Behind the scenes at Mehlville Fire rescue drill
When the boat is on its way to a rescue, the victim’s location has to be pinpointed with a drone that is operated by boat team member Roman Stolarski.
The drone returns with an approximate location of the victim, which helps the boat get to the person faster.
Then the boat is loaded into the water from a ramp at a marina in Concord. Boat team members are staffed round-the-clock at the Tesson Ferry firehouse.
“They’re the most trained and spend the most time on the river — 24/7, 365, that boat is ready to go,” Snelson said.
In the past, the district would have come to the rescue in one of its two inflatable rescue boats, called Zodiacs. But those are not as steady or as reliable as the new, customized, sturdier rescue boat, which the Board of Directors unanimously approved the purchase of in February.
This time, the boat was able to get to Sarni despite a low river, which would have been hazardous to the Zodiac.
Firefighter-medic Tyler Robinson jumped in to get Sarni, while inside the boat, firefighter-medic David Wideman and the leader of the operation, Capt. Nick Larosa, got a backboard ready to attach to Sarni, stabilize his leg and pull him into the boat.
“OK, bud, I’m going to slide this underneath you and pull you in, OK?” Larosa said.
Once Sarni was safely in the boat, Larosa radioed, “Victim out of the water.”
A voice responded, “Be advised, your ambulance is on the ramp at the original launch site.”
That launch site is near St. Anthony’s Medical Center.
When the district got its new boat, it expanded its boat team.
The rescue team members commit to a certain number of hours of training per year on top of their normal firefighter-medic duties, Snelson said.

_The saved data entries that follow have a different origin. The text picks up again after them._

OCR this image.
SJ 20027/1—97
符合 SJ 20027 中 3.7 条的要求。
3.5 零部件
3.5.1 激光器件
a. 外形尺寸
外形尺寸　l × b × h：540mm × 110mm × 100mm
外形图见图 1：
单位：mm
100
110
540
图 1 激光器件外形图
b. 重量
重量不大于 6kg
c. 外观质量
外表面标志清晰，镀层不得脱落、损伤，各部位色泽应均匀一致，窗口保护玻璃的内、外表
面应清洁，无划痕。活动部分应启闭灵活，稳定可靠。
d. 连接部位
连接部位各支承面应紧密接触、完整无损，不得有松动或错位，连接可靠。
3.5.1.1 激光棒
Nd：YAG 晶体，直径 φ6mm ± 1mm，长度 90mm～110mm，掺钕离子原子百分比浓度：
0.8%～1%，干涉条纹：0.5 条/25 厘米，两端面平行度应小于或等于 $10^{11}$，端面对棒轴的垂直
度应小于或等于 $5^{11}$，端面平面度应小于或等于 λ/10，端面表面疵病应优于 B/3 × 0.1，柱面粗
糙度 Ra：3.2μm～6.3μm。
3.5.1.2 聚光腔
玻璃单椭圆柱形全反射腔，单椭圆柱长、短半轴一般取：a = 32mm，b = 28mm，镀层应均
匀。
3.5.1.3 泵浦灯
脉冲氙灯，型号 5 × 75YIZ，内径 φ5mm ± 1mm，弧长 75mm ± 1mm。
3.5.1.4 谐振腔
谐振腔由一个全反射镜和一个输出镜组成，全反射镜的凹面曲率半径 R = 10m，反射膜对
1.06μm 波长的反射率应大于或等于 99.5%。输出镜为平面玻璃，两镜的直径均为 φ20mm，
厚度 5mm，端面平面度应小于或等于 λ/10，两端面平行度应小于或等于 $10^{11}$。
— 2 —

Since boat rescues are fairly infrequent, they go on normal calls until they get a water-related call.
“You’re going to have to commit to so many hours of training a year and you’re going to be on that river,” Snelson said. “And when you get a call, it’s one of those calls that’s infrequent, but it’s usually high risk. And we need people that are trained, period. And they have to be very dedicated.”